Directory Structure

.
└── dataset_dir/
    ├── images/
    │   ├── /path/to/img_1
    │   ├── ...
    │   └── /path/to/img_i
    ├── train.jsonl
    └── reward_models.py
The directory should be archived in a .zip file and stored in an object storage. Example zip command:cd path/to/dataset_dir && zip -r dataset_dir.zip ./*

Dataset Structure

The train.jsonl file should be a list of JSON-like objects, serialised in jsonl format, where each object has exactly three keys:
train_dataset = [
  {
    "prompt": "...",
    "image": "...",
    "answer": "..."
  },
]

Example JSONL File

{"prompt": "...","image": "...","answer": "..."}
{"prompt": "...","image": "...","answer": "..."}
{"prompt": "...","image": "...","answer": "..."}
{"prompt": "...","image": "...","answer": "..."}

Field Definitions

KeyTypeDescription
promptList[Dict]Chat-style prompt: a list of role-tagged messages.
imagestrRelative path of the image.
answerstrGround-truth response.

Prompt Format

Each prompt entry is a list of one or more messages.
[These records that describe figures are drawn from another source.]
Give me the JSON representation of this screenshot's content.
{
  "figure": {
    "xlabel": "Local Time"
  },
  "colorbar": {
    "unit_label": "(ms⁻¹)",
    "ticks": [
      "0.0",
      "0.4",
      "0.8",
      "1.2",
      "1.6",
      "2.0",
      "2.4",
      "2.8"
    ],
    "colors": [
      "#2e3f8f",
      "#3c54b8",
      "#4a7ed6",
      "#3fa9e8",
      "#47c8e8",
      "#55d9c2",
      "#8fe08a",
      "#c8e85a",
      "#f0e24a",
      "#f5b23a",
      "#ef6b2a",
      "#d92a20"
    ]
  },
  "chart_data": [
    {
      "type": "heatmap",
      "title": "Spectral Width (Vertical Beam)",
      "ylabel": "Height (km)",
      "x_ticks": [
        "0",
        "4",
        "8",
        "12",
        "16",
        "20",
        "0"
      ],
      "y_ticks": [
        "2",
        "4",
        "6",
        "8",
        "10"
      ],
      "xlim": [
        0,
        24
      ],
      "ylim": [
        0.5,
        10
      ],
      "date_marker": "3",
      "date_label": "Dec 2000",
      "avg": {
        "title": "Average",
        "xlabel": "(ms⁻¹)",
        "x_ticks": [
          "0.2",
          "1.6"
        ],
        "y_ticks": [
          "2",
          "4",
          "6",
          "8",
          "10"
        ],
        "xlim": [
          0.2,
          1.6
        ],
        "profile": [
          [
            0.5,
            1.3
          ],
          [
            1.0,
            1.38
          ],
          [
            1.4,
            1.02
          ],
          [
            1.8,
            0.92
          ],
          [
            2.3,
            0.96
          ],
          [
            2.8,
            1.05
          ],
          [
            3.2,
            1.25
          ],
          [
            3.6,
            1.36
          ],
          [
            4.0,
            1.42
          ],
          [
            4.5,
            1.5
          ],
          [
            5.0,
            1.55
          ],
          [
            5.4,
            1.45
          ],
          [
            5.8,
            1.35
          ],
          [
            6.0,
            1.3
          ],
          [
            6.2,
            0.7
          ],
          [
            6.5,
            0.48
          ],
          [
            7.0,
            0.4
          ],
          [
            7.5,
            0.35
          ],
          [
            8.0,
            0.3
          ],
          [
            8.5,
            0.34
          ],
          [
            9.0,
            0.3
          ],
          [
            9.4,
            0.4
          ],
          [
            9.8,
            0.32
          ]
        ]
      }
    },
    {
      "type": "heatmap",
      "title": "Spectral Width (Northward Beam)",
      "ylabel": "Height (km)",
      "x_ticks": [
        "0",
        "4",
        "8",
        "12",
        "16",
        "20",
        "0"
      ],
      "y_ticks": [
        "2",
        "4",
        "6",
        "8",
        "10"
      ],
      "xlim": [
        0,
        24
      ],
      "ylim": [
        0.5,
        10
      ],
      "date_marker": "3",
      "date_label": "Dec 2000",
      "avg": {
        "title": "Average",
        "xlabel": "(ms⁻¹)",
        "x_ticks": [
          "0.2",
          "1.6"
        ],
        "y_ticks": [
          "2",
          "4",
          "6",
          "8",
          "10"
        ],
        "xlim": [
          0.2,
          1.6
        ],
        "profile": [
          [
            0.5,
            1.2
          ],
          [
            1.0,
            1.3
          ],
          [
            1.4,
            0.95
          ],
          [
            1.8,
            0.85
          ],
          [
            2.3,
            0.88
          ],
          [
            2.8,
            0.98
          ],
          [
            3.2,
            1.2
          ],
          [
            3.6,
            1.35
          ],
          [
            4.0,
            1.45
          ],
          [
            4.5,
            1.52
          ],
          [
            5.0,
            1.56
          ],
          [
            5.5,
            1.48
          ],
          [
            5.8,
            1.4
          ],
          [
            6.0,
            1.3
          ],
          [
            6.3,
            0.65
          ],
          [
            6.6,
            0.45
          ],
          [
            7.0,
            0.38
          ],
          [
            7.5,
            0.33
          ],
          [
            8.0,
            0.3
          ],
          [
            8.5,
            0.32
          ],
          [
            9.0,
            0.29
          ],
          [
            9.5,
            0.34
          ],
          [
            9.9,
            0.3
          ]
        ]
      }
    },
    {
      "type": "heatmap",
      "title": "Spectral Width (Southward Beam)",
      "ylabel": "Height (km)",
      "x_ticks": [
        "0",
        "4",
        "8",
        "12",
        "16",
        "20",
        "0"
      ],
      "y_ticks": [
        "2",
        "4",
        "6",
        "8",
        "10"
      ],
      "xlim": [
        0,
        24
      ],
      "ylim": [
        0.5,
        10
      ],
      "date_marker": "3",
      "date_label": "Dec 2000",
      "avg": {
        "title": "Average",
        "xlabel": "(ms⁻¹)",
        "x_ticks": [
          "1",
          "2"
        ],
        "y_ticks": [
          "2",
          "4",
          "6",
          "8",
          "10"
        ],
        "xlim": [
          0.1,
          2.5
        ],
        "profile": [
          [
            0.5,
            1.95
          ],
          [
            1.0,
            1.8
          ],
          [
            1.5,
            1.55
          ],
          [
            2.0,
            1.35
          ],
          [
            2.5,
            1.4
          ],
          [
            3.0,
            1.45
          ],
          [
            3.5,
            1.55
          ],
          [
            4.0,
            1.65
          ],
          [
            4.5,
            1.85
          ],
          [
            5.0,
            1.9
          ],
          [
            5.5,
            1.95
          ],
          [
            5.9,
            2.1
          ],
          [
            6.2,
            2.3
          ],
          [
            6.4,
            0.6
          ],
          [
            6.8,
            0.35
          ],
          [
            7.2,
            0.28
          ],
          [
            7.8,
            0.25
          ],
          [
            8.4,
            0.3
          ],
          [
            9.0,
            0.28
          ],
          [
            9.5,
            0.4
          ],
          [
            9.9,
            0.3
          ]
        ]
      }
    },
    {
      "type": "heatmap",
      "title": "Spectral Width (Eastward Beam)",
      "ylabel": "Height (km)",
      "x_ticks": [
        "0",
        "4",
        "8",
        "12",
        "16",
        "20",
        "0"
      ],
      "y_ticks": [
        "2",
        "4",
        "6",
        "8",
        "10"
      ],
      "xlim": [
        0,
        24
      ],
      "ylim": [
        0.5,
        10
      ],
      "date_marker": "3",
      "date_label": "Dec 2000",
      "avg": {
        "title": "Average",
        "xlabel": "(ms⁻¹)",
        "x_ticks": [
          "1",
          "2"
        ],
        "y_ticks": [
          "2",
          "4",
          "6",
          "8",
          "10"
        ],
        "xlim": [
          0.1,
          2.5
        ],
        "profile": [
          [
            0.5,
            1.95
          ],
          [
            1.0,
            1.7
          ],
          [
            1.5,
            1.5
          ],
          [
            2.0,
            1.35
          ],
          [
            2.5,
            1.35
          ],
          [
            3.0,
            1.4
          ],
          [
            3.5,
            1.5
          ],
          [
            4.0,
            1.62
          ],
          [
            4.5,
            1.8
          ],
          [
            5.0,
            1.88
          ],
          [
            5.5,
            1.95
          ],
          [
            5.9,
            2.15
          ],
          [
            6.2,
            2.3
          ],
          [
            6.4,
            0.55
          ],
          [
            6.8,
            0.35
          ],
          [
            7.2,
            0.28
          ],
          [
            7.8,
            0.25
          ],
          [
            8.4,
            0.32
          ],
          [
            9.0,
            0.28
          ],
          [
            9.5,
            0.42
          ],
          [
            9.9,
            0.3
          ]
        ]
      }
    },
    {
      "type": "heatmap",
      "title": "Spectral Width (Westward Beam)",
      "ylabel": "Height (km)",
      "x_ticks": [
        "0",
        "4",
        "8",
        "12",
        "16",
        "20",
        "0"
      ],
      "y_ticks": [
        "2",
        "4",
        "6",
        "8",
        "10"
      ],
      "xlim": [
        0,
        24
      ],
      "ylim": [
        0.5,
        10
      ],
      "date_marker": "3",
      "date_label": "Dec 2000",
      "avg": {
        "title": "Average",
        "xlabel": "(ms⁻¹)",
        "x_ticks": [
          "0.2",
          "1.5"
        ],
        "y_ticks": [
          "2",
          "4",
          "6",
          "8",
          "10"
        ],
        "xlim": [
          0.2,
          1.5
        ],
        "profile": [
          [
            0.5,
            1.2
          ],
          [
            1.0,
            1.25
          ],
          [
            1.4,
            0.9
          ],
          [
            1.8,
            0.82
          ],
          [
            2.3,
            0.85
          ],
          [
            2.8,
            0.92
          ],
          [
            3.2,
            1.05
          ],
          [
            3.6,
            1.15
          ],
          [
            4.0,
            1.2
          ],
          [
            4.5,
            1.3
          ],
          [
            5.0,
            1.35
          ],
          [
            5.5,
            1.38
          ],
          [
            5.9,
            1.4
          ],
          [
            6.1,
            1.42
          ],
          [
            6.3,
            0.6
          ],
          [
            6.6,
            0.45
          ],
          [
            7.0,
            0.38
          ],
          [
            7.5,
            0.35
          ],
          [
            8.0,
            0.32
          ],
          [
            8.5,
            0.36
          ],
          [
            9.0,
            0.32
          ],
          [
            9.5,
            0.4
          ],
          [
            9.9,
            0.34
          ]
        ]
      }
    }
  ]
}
Minimal single-turn example:
[
  {
    "role": "user",
    "content": [
      { "type": "image" },
      {
        "type": "text",
        "text": "When a spring does work on an object, we cannot find the work by simply multiplying the spring force by the object's displacement. … Provide your reasoning between <think> and </think> and then your final answer between <answer> and (put a float here) </answer>."
      }
    ]
  }
]

Message fields

  • role: usually user (extend with assistant for multi-turn data).
  • content: ordered list of messages in a turn. Content can have two subtypes:
    • { "type": "image" } - placeholder indicating an image input accompanies this turn
    • { "type": "text", "text": "<question/text> + <control tags>" } - Text message from the user or assistant.

Image Format

Path to the image file relative to the root of the dataset files archive. Example:
images/cumin_canister_spring.jpg

Answer Format

The expected answer to the question. Example:
1.2

Complete Example

train_dataset = [
  {
    "prompt": [
      {
        "role": "user",
        "content": [
          { "type": "image" },
          {
            "type": "text",
            "text": (
              "When a spring does work on an object, … provide your reasoning between <think> and </think> "
              "and then your final answer between <answer> and (put a float here) </answer>"
            )
          }
        ]
      }
    ],
    "image": "images/cumin_canister_spring.jpg", 
    "answer": "1.2",
  },
]

Reward functions

Depending on the dataset structure and task objectives, you may need to define reward functions for model training. These reward functions are accepted by the trainer through a special reward_models.py file. This sections outlines (with examples) the standard method for providing custom reward functions. Users should define their reward functions in a file named reward_models.py, which must expose a list named reward_functions containing callable functions.
The reward functions list is then passed directly to GRPOTrainer like so:

GRPOTrainer(reward_functions=reward_functions, **kwargs)

Example implementation

from your_tags import reasoning_start, reasoning_end, solution_start, solution_end
import re
from typing import Callable, List

def formatting_reward_func(completions, **kwargs) -> List[float]:
    """
    Rewards the presence of both reasoning and answer tags in the model's output.
    """
    thinking_pattern = f'{reasoning_start}(.*?){reasoning_end}'
    answer_pattern   = f'{solution_start}(.*?){solution_end}'
    scores = []

    for completion in completions:
        text    = completion[0]['content']
        score   = 0.0
        if len(re.findall(thinking_pattern, text, re.DOTALL)) == 1:
            score += 1.0
        if len(re.findall(answer_pattern, text, re.DOTALL)) == 1:
            score += 1.0
        scores.append(score)

    return scores


def correctness_reward_func(prompts, completions, answer, **kwargs) -> List[float]:
    """
    Rewards exact match of the numeric answer within the <answer> tags.
    """
    answer_pattern = f'{solution_start}(.*?){solution_end}'
    responses = [
        re.findall(answer_pattern, comp[0]['content'], re.DOTALL)
        for comp in completions
    ]

    # Example debug print
    q     = prompts[0][-1]['content']
    a     = answer[0]
    resp0 = completions[0][0]['content']
    print("-"*20, f"Q: {q}\nA: {a}\nR: {resp0}")

    return [
        2.0 if len(r)==1 and r[0].strip()==str(a) else 0.0
        for r in responses
    ]

reward_functions: List[Callable] = [formatting_reward_func, correctness_reward_func]

  • formatting_reward_func checks that <think>…</think> and <answer>…</answer> appear exactly once.
  • correctness_reward_func validates the extracted answer matches the ground truth.